Sur les traces du génocide arménien, le photographe Bardig Kouyoumdjian a capturé des visages de rescapés, de ceux qui ont encore « la poussière du désert, sur leur front ». Des personnes âgées anonymes, mais vivantes.

Deir-es-Zor, de Bardig Kouyoumdjian et Christine Siméone, Actes Sud.
Deir-es-Zor, de Bardig Kouyoumdjian et Christine Siméone, Actes Sud. © Radio France

«J'ai cherché auprès de ces vieux Arméniens ce que je n'ai jamais pu savoir sur ma propre famille. »* Le photographe Bardig Kouyoumdjian est issu d'une famille de rescapés du génocide perpétré en 1915. Son grand-père était Arménien, sa grand-mère, Grecque. Son grand-père, déporté, avait atterri à Alep. Rien d’étonnant que la recherche de ses racines, de l’histoire de sa famille et plus largement de son peuple, lui soit indispensable. C’est l’objet de son travail photographique, depuis près de 30 ans. Du Liban en Syrie , il a photographié des monuments, des visages de rescapés, des objets symboliques. Pourtant, au tout début de sa quête, il a bien failli tout arrêter.

En effet, en 1985, quand il se lance, avec un caméraman, dans un projet de film sur les rescapés au Liban, sa première rencontre avec une Arménienne fut un terrible échec qui a failli lui faire abandonner toutes ses recherches. C’était à Bourj Hammoud , au printemps. En retournant chez cette femme, quelques mois plus tard, le photographe tombe sur sa belle-fille. En colère, elle accuse Bardig d’avoir rendu sa belle-mère malade, en ravivant ses vieux souvenirs douloureux. Par la suite, la vieille femme aurait pleuré tous les jours et en était morte. Il faudra 13 ans à Bardig Kouyoumdjian pour oser photographier à nouveau ces survivants de l’horreur : « Ça m’a traumatisé », avoue-t-il.

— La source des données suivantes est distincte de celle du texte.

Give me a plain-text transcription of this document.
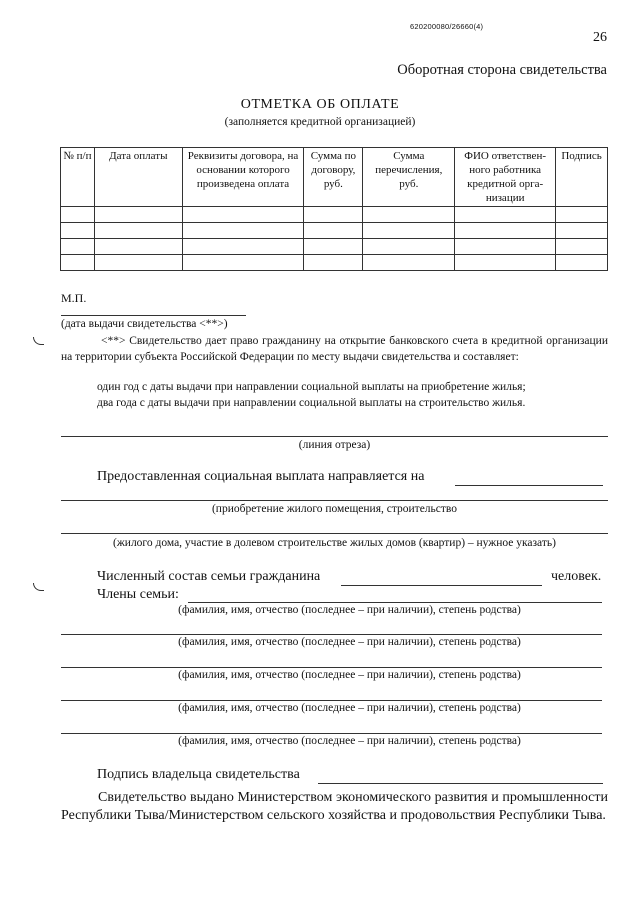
620200080/26660(4)
26
Оборотная сторона свидетельства
ОТМЕТКА ОБ ОПЛАТЕ
(заполняется кредитной организацией)
№ п/п	Дата оплаты	Реквизиты договора, на основании которого произведена оплата	Сумма по договору, руб.	Сумма перечисления, руб.	ФИО ответственного работника кредитной организации	Подпись

М.П.
(дата выдачи свидетельства <**>)
<**> Свидетельство дает право гражданину на открытие банковского счета в кредитной организации на территории субъекта Российской Федерации по месту выдачи свидетельства и составляет:
один год с даты выдачи при направлении социальной выплаты на приобретение жилья;
два года с даты выдачи при направлении социальной выплаты на строительство жилья.
(линия отреза)
Предоставленная социальная выплата направляется на
(приобретение жилого помещения, строительство
(жилого дома, участие в долевом строительстве жилых домов (квартир) – нужное указать)
Численный состав семьи гражданина	человек.
Члены семьи:
(фамилия, имя, отчество (последнее – при наличии), степень родства)
(фамилия, имя, отчество (последнее – при наличии), степень родства)
(фамилия, имя, отчество (последнее – при наличии), степень родства)
(фамилия, имя, отчество (последнее – при наличии), степень родства)
(фамилия, имя, отчество (последнее – при наличии), степень родства)
Подпись владельца свидетельства
Свидетельство выдано Министерством экономического развития и промышленности Республики Тыва/Министерством сельского хозяйства и продовольствия Республики Тыва.
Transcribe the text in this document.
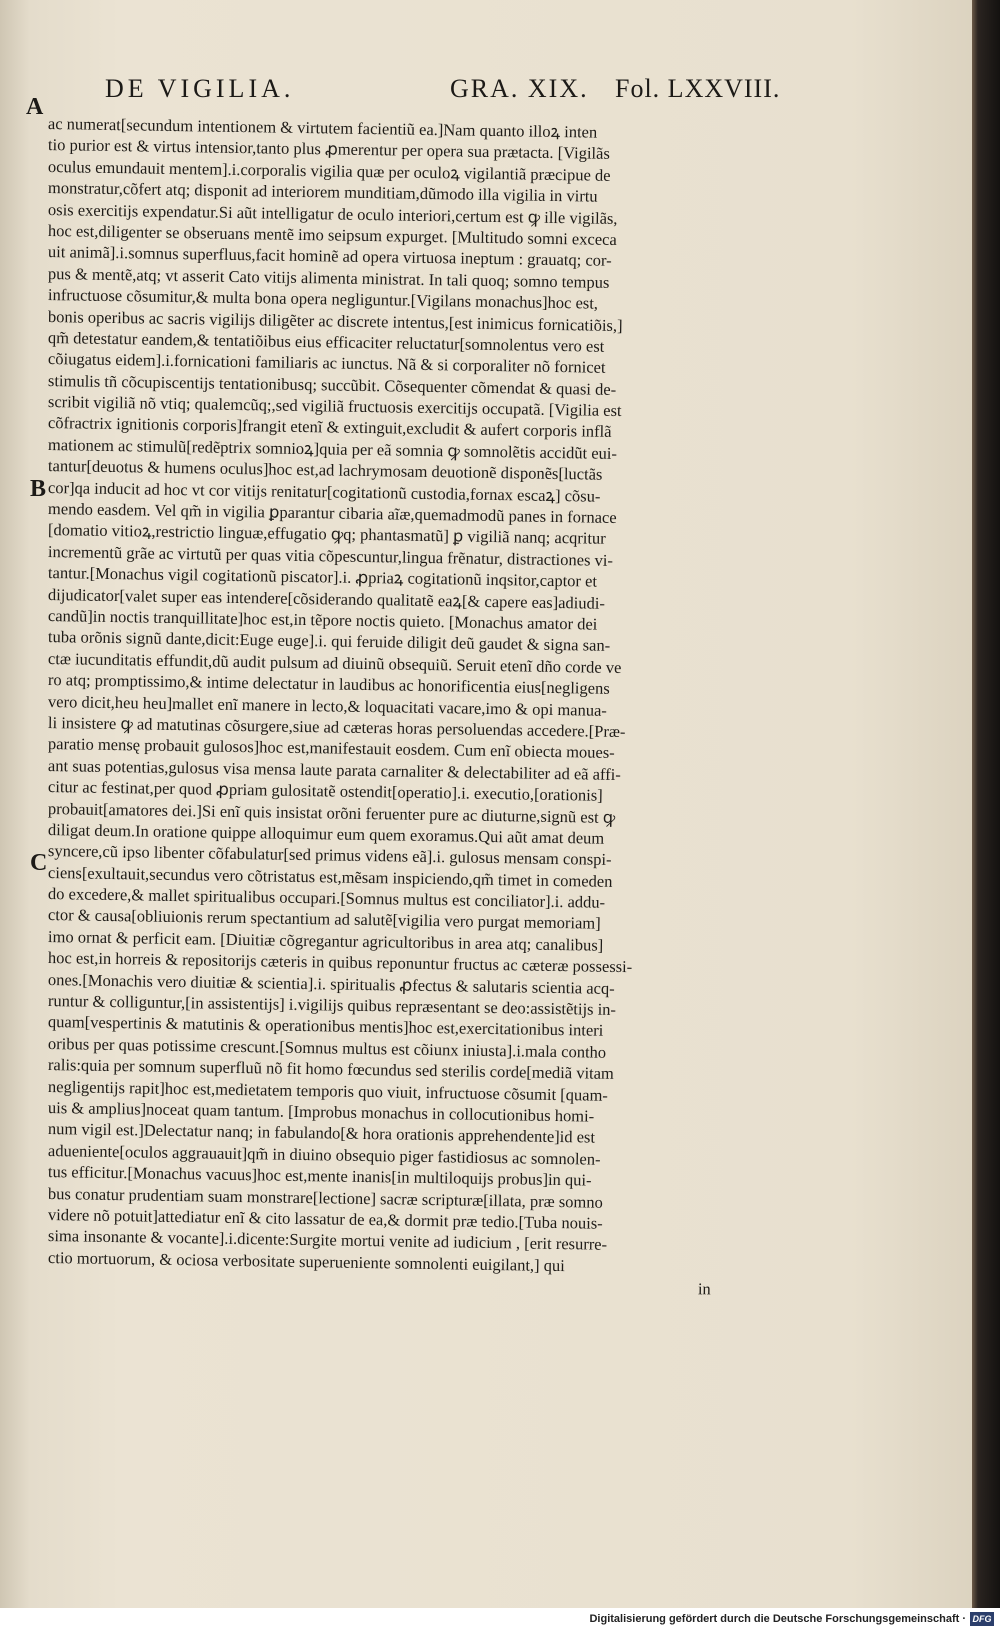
DE VIGILIA.	GRA. XIX. Fol. LXXVIII.
A
B
C
ac numerat[secundum intentionem & virtutem facientiũ ea.]Nam quanto illoꝝ inten
tio purior est & virtus intensior,tanto plus ꝓmerentur per opera sua prætacta. [Vigilãs
oculus emundauit mentem].i.corporalis vigilia quæ per oculoꝝ vigilantiã præcipue de
monstratur,cõfert atq; disponit ad interiorem munditiam,dũmodo illa vigilia in virtu
osis exercitijs expendatur.Si aũt intelligatur de oculo interiori,certum est ꝙ ille vigilãs,
hoc est,diligenter se obseruans mentẽ imo seipsum expurget. [Multitudo somni exceca
uit animã].i.somnus superfluus,facit hominẽ ad opera virtuosa ineptum : grauatq; cor-
pus & mentẽ,atq; vt asserit Cato vitijs alimenta ministrat. In tali quoq; somno tempus
infructuose cõsumitur,& multa bona opera negliguntur.[Vigilans monachus]hoc est,
bonis operibus ac sacris vigilijs diligẽter ac discrete intentus,[est inimicus fornicatiõis,]
qm̃ detestatur eandem,& tentatiõibus eius efficaciter reluctatur[somnolentus vero est
cõiugatus eidem].i.fornicationi familiaris ac iunctus. Nã & si corporaliter nõ fornicet
stimulis tñ cõcupiscentijs tentationibusq; succũbit. Cõsequenter cõmendat & quasi de-
scribit vigiliã nõ vtiq; qualemcũq;,sed vigiliã fructuosis exercitijs occupatã. [Vigilia est
cõfractrix ignitionis corporis]frangit etenĩ & extinguit,excludit & aufert corporis inflã
mationem ac stimulũ[redẽptrix somnioꝝ]quia per eã somnia ꝙ somnolẽtis accidũt eui-
tantur[deuotus & humens oculus]hoc est,ad lachrymosam deuotionẽ disponẽs[luctãs
cor]qa inducit ad hoc vt cor vitijs renitatur[cogitationũ custodia,fornax escaꝝ] cõsu-
mendo easdem. Vel qm̃ in vigilia ꝑparantur cibaria aĩæ,quemadmodũ panes in fornace
[domatio vitioꝝ,restrictio linguæ,effugatio ꝙq; phantasmatũ] ꝑ vigiliã nanq; acqritur
incrementũ grãe ac virtutũ per quas vitia cõpescuntur,lingua frẽnatur, distractiones vi-
tantur.[Monachus vigil cogitationũ piscator].i. ꝓpriaꝝ cogitationũ inqsitor,captor et
dijudicator[valet super eas intendere[cõsiderando qualitatẽ eaꝝ[& capere eas]adiudi-
candũ]in noctis tranquillitate]hoc est,in tẽpore noctis quieto. [Monachus amator dei
tuba orõnis signũ dante,dicit:Euge euge].i. qui feruide diligit deũ gaudet & signa san-
ctæ iucunditatis effundit,dũ audit pulsum ad diuinũ obsequiũ. Seruit etenĩ dño corde ve
ro atq; promptissimo,& intime delectatur in laudibus ac honorificentia eius[negligens
vero dicit,heu heu]mallet enĩ manere in lecto,& loquacitati vacare,imo & opi manua-
li insistere ꝙ ad matutinas cõsurgere,siue ad cæteras horas persoluendas accedere.[Præ-
paratio mensę probauit gulosos]hoc est,manifestauit eosdem. Cum enĩ obiecta moues-
ant suas potentias,gulosus visa mensa laute parata carnaliter & delectabiliter ad eã affi-
citur ac festinat,per quod ꝓpriam gulositatẽ ostendit[operatio].i. executio,[orationis]
probauit[amatores dei.]Si enĩ quis insistat orõni feruenter pure ac diuturne,signũ est ꝙ
diligat deum.In oratione quippe alloquimur eum quem exoramus.Qui aũt amat deum
syncere,cũ ipso libenter cõfabulatur[sed primus videns eã].i. gulosus mensam conspi-
ciens[exultauit,secundus vero cõtristatus est,mẽsam inspiciendo,qm̃ timet in comeden
do excedere,& mallet spiritualibus occupari.[Somnus multus est conciliator].i. addu-
ctor & causa[obliuionis rerum spectantium ad salutẽ[vigilia vero purgat memoriam]
imo ornat & perficit eam. [Diuitiæ cõgregantur agricultoribus in area atq; canalibus]
hoc est,in horreis & repositorijs cæteris in quibus reponuntur fructus ac cæteræ possessi-
ones.[Monachis vero diuitiæ & scientia].i. spiritualis ꝓfectus & salutaris scientia acq-
runtur & colliguntur,[in assistentijs] i.vigilijs quibus repræsentant se deo:assistẽtijs in-
quam[vespertinis & matutinis & operationibus mentis]hoc est,exercitationibus interi
oribus per quas potissime crescunt.[Somnus multus est cõiunx iniusta].i.mala contho
ralis:quia per somnum superfluũ nõ fit homo fœcundus sed sterilis corde[mediã vitam
negligentijs rapit]hoc est,medietatem temporis quo viuit, infructuose cõsumit [quam-
uis & amplius]noceat quam tantum. [Improbus monachus in collocutionibus homi-
num vigil est.]Delectatur nanq; in fabulando[& hora orationis apprehendente]id est
adueniente[oculos aggrauauit]qm̃ in diuino obsequio piger fastidiosus ac somnolen-
tus efficitur.[Monachus vacuus]hoc est,mente inanis[in multiloquijs probus]in qui-
bus conatur prudentiam suam monstrare[lectione] sacræ scripturæ[illata, præ somno
videre nõ potuit]attediatur enĩ & cito lassatur de ea,& dormit præ tedio.[Tuba nouis-
sima insonante & vocante].i.dicente:Surgite mortui venite ad iudicium , [erit resurre-
ctio mortuorum, & ociosa verbositate superueniente somnolenti euigilant,] qui
in
Digitalisierung gefördert durch die Deutsche Forschungsgemeinschaft · DFG
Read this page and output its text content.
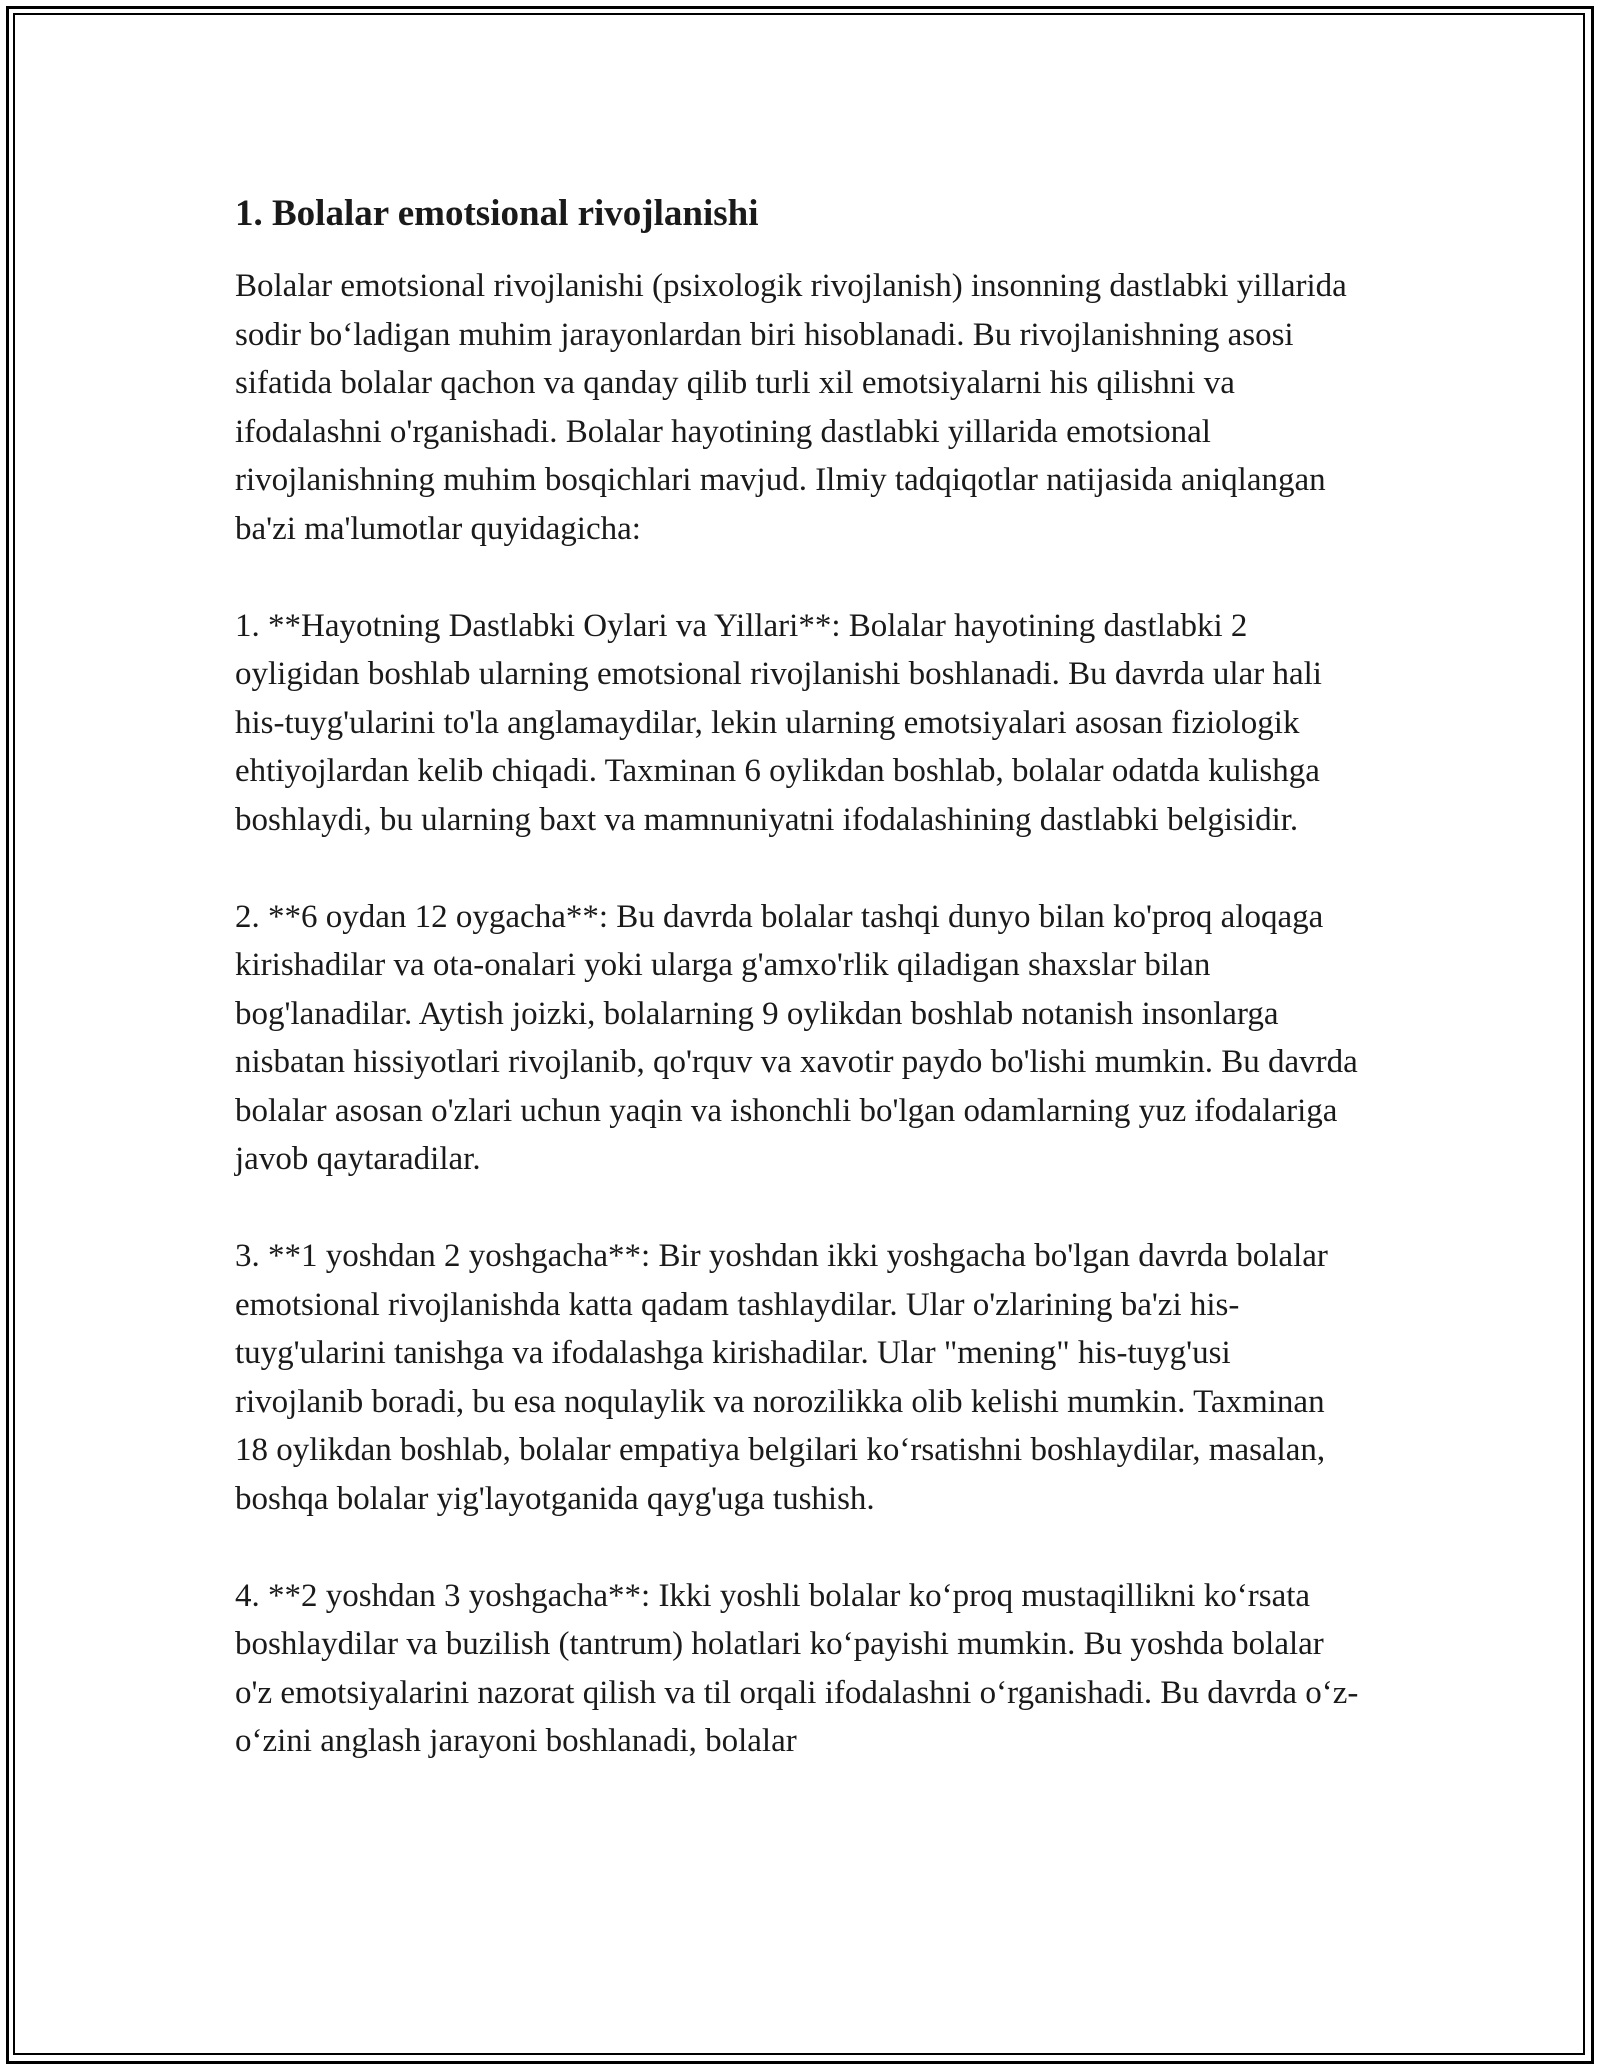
1. Bolalar emotsional rivojlanishi

Bolalar emotsional rivojlanishi (psixologik rivojlanish) insonning dastlabki yillarida sodir bo‘ladigan muhim jarayonlardan biri hisoblanadi. Bu rivojlanishning asosi sifatida bolalar qachon va qanday qilib turli xil emotsiyalarni his qilishni va ifodalashni o'rganishadi. Bolalar hayotining dastlabki yillarida emotsional rivojlanishning muhim bosqichlari mavjud. Ilmiy tadqiqotlar natijasida aniqlangan ba'zi ma'lumotlar quyidagicha:

1. **Hayotning Dastlabki Oylari va Yillari**: Bolalar hayotining dastlabki 2 oyligidan boshlab ularning emotsional rivojlanishi boshlanadi. Bu davrda ular hali his-tuyg'ularini to'la anglamaydilar, lekin ularning emotsiyalari asosan fiziologik ehtiyojlardan kelib chiqadi. Taxminan 6 oylikdan boshlab, bolalar odatda kulishga boshlaydi, bu ularning baxt va mamnuniyatni ifodalashining dastlabki belgisidir.

2. **6 oydan 12 oygacha**: Bu davrda bolalar tashqi dunyo bilan ko'proq aloqaga kirishadilar va ota-onalari yoki ularga g'amxo'rlik qiladigan shaxslar bilan bog'lanadilar. Aytish joizki, bolalarning 9 oylikdan boshlab notanish insonlarga nisbatan hissiyotlari rivojlanib, qo'rquv va xavotir paydo bo'lishi mumkin. Bu davrda bolalar asosan o'zlari uchun yaqin va ishonchli bo'lgan odamlarning yuz ifodalariga javob qaytaradilar.

3. **1 yoshdan 2 yoshgacha**: Bir yoshdan ikki yoshgacha bo'lgan davrda bolalar emotsional rivojlanishda katta qadam tashlaydilar. Ular o'zlarining ba'zi his-tuyg'ularini tanishga va ifodalashga kirishadilar. Ular "mening" his-tuyg'usi rivojlanib boradi, bu esa noqulaylik va norozilikka olib kelishi mumkin. Taxminan 18 oylikdan boshlab, bolalar empatiya belgilari ko‘rsatishni boshlaydilar, masalan, boshqa bolalar yig'layotganida qayg'uga tushish.

4. **2 yoshdan 3 yoshgacha**: Ikki yoshli bolalar ko‘proq mustaqillikni ko‘rsata boshlaydilar va buzilish (tantrum) holatlari ko‘payishi mumkin. Bu yoshda bolalar o'z emotsiyalarini nazorat qilish va til orqali ifodalashni o‘rganishadi. Bu davrda o‘z-o‘zini anglash jarayoni boshlanadi, bolalar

Pour l’affiche de son exposition Le Génocide des Arméniens de l’Empire ottoman, qui dure jusqu’au 27 septembre prochain, réunissant les travaux de divers auteurs sur le sujet, le Mémorial de la Shoah a choisi cette image :

Une rescapée arménienne dans le Centre pour les arméniens handicapés du Liban.
Une rescapée arménienne dans le Centre pour les arméniens handicapés du Liban. © Bardig Kouyoumdjian

Ici, Bardig Kouyoumdjian était au Centre pour les Arméniens handicapés du Liban (Center for Armenian Handicapped in Lebanon, CAHL), un lieu directement lié au génocide. Fondé en 1895 par des missionnaires protestants en Turquie, il est transféré au Liban après le génocide pour accueillir des orphelins, Puis, l’endroit ouvre ses portes aux victimes chrétiennes d’Orient. En 1946, l’endroit commence à accueillir des personnes âgées. Aujourd’hui, c’est une sorte de maison de retraite, en somme, au Liban. Le photographe se remémore :

Quand j’ai pris ce cliché, en 1998, on avait encore la possibilité de retrouver des vieillards qui avaient gardé cette poussière du désert, sur leur front, sur leur visage. C’était resté authentique : ils avaient changé de pays, mais pas de mode de vie. Ils sont arrivés avec leur culture, sont restés avec leur culture et sont morts avec leur culture.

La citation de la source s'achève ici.